Tak disebut dalam vonis terdakwa e-KTP, status Setnov dikritisi
Dua terdakwa korupsi proyek e-KTP, Irman dan Sugiharto telah divonis. Keduanya dianggap sah dan meyakinkan terbukti melakukan tindak pidana korupsi terhadap proyek dengan nilai kontrak Rp 5,9 triliun. Namun, hakim tidak menyebut nama, termasuk Ketua DPR Setya Novanto, dibeberkan jaksa dalam dakwaan keduanya.
Dua terdakwa korupsi proyek e-KTP, Irman dan Sugiharto telah divonis. Keduanya dianggap sah dan meyakinkan terbukti melakukan tindak pidana korupsi terhadap proyek dengan nilai kontrak Rp 5,9 triliun. Namun, hakim tidak menyebut nama, termasuk Ketua DPR Setya Novanto, dibeberkan jaksa dalam dakwaan keduanya.

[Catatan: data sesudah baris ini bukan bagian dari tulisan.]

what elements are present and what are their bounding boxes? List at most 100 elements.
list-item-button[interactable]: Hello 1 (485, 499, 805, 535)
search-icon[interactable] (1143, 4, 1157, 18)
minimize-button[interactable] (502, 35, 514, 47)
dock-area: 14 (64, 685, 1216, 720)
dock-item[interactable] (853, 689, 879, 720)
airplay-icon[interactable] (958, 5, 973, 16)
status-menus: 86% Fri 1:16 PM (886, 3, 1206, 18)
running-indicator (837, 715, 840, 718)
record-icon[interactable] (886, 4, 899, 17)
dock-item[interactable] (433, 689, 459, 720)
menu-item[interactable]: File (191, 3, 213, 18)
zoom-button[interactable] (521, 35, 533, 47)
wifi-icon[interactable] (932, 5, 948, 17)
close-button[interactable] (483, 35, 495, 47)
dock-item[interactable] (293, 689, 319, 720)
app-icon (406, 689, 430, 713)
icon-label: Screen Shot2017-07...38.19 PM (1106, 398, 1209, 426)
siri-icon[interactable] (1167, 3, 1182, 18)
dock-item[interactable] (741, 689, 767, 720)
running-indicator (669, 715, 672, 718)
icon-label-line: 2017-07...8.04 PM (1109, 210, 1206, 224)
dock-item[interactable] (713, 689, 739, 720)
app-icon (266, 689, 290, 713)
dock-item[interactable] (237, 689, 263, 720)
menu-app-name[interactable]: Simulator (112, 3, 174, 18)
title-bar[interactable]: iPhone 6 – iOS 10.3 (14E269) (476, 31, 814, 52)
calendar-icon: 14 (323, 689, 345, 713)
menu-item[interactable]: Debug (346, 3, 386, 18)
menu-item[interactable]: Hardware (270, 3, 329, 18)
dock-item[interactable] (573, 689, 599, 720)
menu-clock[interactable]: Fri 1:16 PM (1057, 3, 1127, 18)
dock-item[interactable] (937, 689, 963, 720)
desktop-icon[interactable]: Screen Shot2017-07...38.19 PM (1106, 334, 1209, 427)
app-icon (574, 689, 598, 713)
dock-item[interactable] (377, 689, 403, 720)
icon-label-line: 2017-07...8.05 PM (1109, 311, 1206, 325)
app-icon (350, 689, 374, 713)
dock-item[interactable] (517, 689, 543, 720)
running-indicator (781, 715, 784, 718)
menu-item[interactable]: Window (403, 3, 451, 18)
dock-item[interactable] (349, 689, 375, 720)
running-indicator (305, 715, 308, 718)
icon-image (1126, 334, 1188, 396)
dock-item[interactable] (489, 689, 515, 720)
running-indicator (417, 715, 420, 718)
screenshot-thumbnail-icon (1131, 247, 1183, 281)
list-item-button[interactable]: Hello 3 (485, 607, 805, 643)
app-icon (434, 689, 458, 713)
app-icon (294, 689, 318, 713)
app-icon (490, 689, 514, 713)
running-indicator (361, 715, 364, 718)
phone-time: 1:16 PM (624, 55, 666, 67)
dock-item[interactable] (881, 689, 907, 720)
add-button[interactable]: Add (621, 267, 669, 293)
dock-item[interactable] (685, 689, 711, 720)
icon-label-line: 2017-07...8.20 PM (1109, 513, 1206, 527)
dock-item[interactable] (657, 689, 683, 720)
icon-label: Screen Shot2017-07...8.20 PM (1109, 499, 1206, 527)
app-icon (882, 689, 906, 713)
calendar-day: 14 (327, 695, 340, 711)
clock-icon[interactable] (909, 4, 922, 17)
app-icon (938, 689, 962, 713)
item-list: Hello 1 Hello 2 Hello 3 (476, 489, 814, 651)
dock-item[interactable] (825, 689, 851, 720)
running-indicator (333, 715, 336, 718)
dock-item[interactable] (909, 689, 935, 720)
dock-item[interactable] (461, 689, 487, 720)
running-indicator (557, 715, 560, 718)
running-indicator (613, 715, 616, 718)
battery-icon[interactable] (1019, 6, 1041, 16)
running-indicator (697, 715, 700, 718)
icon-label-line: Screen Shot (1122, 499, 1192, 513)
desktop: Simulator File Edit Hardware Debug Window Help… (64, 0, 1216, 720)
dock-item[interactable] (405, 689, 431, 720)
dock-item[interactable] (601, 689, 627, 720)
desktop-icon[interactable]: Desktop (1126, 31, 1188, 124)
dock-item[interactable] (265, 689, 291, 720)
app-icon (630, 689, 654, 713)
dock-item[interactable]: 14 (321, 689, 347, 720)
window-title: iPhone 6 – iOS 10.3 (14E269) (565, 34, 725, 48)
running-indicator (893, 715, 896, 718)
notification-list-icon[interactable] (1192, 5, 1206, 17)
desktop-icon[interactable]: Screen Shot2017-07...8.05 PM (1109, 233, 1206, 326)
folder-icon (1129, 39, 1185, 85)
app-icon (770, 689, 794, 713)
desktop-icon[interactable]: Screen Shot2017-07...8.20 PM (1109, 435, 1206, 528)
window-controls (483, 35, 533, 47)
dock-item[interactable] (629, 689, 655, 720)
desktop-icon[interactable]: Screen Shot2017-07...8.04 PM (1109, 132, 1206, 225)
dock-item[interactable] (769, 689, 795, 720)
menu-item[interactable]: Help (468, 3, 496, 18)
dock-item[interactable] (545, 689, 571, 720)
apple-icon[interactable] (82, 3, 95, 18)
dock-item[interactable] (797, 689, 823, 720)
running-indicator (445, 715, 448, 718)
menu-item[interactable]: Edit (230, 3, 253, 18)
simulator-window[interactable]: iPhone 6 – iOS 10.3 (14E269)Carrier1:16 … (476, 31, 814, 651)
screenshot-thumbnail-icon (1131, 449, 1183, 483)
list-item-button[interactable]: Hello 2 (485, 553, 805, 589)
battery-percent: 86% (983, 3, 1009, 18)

Hilangnya nama Novanto menjadi polemik. Keputusan ini sekaligus mempertanyakan keabsahan hukumnya. Dalam keterangannya, Pakar hukum tata negara, Margarito Kamis, menilai seharusnya Ketua Umum Partai Golkar tersebut tidak terlibat maupun memperkaya diri sendiri atau orang lain, dan atau melakukan korporasi untuk melakukan kejahatan korupsi.

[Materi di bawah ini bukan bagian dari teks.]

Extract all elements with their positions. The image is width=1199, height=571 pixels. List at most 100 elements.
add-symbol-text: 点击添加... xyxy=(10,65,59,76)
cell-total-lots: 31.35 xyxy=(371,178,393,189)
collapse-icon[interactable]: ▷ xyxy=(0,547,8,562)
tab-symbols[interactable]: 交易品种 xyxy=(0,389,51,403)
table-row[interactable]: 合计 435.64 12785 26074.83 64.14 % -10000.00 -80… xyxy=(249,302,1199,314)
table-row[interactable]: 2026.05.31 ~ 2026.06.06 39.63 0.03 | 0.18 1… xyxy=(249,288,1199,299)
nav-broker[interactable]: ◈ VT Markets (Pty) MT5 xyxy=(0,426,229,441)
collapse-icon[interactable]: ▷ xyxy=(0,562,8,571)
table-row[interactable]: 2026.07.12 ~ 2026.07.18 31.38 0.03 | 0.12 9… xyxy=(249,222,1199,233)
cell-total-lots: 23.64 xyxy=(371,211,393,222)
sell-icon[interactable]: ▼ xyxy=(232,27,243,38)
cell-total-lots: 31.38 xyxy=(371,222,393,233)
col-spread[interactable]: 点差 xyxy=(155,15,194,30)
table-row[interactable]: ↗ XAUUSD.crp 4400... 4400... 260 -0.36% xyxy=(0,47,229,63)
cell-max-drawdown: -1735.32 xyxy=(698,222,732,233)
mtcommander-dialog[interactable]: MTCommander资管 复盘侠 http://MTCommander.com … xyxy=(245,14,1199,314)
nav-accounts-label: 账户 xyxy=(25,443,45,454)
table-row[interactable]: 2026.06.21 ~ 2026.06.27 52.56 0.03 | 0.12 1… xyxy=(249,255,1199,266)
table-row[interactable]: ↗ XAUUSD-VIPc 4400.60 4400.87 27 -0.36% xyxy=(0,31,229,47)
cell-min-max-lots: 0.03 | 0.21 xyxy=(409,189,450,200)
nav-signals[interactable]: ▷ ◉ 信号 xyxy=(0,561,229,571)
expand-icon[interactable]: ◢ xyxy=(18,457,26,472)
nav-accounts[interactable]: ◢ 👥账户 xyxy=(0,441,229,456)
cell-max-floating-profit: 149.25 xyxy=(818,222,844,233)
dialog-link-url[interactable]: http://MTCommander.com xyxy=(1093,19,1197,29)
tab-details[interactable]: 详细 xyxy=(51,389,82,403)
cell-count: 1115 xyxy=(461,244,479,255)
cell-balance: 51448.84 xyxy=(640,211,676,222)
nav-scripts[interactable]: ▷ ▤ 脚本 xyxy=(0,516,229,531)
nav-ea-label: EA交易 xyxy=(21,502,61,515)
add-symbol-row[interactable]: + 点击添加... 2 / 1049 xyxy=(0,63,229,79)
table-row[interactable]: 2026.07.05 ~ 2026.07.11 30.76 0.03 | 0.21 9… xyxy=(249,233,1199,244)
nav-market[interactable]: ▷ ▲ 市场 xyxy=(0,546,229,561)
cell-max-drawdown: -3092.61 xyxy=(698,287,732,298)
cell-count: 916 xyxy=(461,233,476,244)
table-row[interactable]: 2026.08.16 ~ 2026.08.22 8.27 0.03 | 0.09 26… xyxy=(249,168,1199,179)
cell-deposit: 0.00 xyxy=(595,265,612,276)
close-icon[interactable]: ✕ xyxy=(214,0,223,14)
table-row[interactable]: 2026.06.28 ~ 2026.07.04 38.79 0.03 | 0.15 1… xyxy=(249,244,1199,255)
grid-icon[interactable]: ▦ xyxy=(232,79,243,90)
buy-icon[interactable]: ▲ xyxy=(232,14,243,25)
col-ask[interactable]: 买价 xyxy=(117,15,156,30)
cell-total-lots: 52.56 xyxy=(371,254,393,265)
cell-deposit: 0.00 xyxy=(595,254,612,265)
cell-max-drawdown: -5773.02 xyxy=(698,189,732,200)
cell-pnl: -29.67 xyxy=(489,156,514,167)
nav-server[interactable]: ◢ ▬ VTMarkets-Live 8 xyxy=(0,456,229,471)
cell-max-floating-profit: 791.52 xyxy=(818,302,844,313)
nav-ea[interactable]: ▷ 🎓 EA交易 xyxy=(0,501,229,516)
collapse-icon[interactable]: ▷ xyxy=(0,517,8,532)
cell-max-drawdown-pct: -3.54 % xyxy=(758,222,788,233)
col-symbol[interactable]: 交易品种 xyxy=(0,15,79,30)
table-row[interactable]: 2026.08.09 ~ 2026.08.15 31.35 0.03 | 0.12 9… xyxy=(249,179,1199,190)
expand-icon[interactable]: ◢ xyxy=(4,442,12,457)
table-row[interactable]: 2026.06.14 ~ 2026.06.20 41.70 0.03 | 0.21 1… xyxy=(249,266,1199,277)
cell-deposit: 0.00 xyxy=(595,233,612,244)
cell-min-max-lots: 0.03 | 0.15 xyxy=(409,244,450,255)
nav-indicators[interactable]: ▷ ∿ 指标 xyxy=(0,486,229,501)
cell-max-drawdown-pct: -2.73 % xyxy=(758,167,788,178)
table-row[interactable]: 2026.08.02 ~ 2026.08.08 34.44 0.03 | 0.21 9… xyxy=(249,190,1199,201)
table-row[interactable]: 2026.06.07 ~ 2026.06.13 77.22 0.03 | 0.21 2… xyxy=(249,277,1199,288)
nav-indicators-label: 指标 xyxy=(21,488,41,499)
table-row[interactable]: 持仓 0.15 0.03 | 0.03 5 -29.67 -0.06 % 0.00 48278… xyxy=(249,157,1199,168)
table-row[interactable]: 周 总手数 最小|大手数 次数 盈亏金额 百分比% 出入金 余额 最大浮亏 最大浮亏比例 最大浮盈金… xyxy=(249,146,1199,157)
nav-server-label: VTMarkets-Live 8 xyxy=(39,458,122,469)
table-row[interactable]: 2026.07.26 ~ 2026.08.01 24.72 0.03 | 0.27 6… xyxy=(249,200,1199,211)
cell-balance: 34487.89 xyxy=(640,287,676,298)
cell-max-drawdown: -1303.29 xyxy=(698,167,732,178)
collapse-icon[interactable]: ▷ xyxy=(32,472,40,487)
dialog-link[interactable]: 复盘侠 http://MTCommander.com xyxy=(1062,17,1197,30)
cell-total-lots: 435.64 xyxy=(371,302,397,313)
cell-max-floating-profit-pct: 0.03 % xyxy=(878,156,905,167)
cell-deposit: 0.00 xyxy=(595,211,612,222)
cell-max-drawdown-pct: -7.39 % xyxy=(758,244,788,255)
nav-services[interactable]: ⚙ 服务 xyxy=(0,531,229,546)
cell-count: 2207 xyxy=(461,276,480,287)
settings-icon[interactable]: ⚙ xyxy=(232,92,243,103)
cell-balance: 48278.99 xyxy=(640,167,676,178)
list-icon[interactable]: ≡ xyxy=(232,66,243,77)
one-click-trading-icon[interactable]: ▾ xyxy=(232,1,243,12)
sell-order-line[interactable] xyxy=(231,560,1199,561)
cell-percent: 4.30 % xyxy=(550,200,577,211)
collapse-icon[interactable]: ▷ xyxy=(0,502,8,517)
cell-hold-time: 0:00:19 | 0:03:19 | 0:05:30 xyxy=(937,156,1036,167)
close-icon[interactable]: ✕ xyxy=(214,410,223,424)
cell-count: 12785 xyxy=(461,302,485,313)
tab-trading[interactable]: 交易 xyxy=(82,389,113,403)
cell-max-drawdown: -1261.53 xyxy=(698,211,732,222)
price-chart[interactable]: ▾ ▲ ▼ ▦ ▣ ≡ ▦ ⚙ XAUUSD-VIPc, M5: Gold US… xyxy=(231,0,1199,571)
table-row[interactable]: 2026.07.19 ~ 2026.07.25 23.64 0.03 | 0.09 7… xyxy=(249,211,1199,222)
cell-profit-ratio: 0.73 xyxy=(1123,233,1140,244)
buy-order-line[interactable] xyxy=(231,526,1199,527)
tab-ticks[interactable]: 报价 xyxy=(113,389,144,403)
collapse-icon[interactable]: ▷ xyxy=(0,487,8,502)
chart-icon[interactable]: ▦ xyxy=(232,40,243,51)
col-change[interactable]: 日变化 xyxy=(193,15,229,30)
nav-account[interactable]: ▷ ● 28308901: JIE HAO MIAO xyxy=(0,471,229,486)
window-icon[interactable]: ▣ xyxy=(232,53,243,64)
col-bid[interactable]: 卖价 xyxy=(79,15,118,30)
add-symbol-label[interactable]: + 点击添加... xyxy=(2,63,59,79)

Kondisi itu, kata dia, sesuai pasal 2 ayat (1) atas pasal 3 UU No 31 Tahun 1999 sebagaimana telah diubah dengan UU No 20 Tahun 2001 tentang Pemberantasan Korupsi jo pasal 55 ayat (1) ke-1 KUHP. Untuk itu, dia mengaku bingung KPK menjadikan Novanto tersangka beberapa waktu lalu. "Itu dia itu kan, mentersangkakan Novanto pakai pasal apa," kata dia, Rabu (26/7).

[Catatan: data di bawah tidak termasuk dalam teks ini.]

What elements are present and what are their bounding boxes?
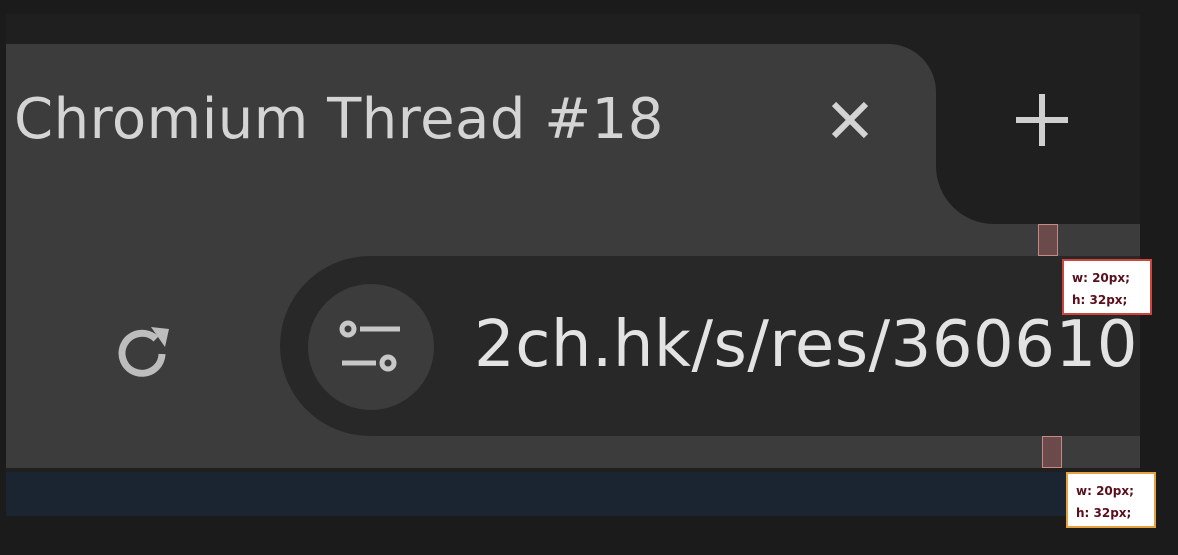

Menurut dia, aliran dana dugaan korupsi e-KTP hanya mengalir kepada mantan anggota Komisi II DPR Miryam S Haryani, Ade Komaruddin dan Markus Nari. Nama Novanto dilihatnya tidak ikut menerima seperti didakwakan KPK.
"Tapi itu kan (dakwaan KPK) di kesampingkan oleh hakim. Hakim tidak yakin terhadap fakta yang hanya berasal dari surat dakwaan tersangka kasus e-KTP dalam persidangan sebelumnya," jelasnya.
Dia juga merasa sikap KPK selalu mengatakan akan membuktikan seseorang terlibat korupsi di pengadilan. "Bolak balik KPK mengatakan, tunggu dalam persidangan, tunggu putusan hakim. Faktanya untuk Novanto hakim tidak menyebut. Fakta dalam persidangan itu tidak memperlihatkan keterlibatan," terangnya.
Sebelumnya, Wakil Ketua KPK, Laode M Syarif, mengaku belum bisa menyikapi secara resmi pertimbangan majelis hakim dalam vonis dua terdakwa korupsi proyek e-KTP, Irman dan Sugiharto. Dari sejumlah nama anggota DPR tercantum dalam surat tuntutan jaksa penuntut umum, hanya ada tiga nama anggota DPR yang menjadi pertimbangan majelis hakim adanya pemberian uang.
"Sebenarnya sikap resmi KPK belum bisa kami sampaikan karena petikan dari putusan itu belum kita dapatkan," ujar Laode M Syarif.
KPK tidak menutup kemungkinan untuk membuktikan adanya anggota DPR lain menerima uang bancakan proyek e-KTP meski nama-nama mereka tidak tercantum di putusan majelis hakim. Apalagi, KPK berpedoman majelis hakim meyakini masih ada pihak lain selain tiga anggota DPR yang turut menikmati uang tersebut. Hanya saja disebutkan dengan penggunaan kata 'pihak-pihak'.
"Khusus karena ada disebut nama, ada yang tidak disebut tapi di sana (putusan majelis hakim) disebut pihak-pihak lain. Ya pihak-pihak lain tugas KPK untuk menjelaskan," tandasnya.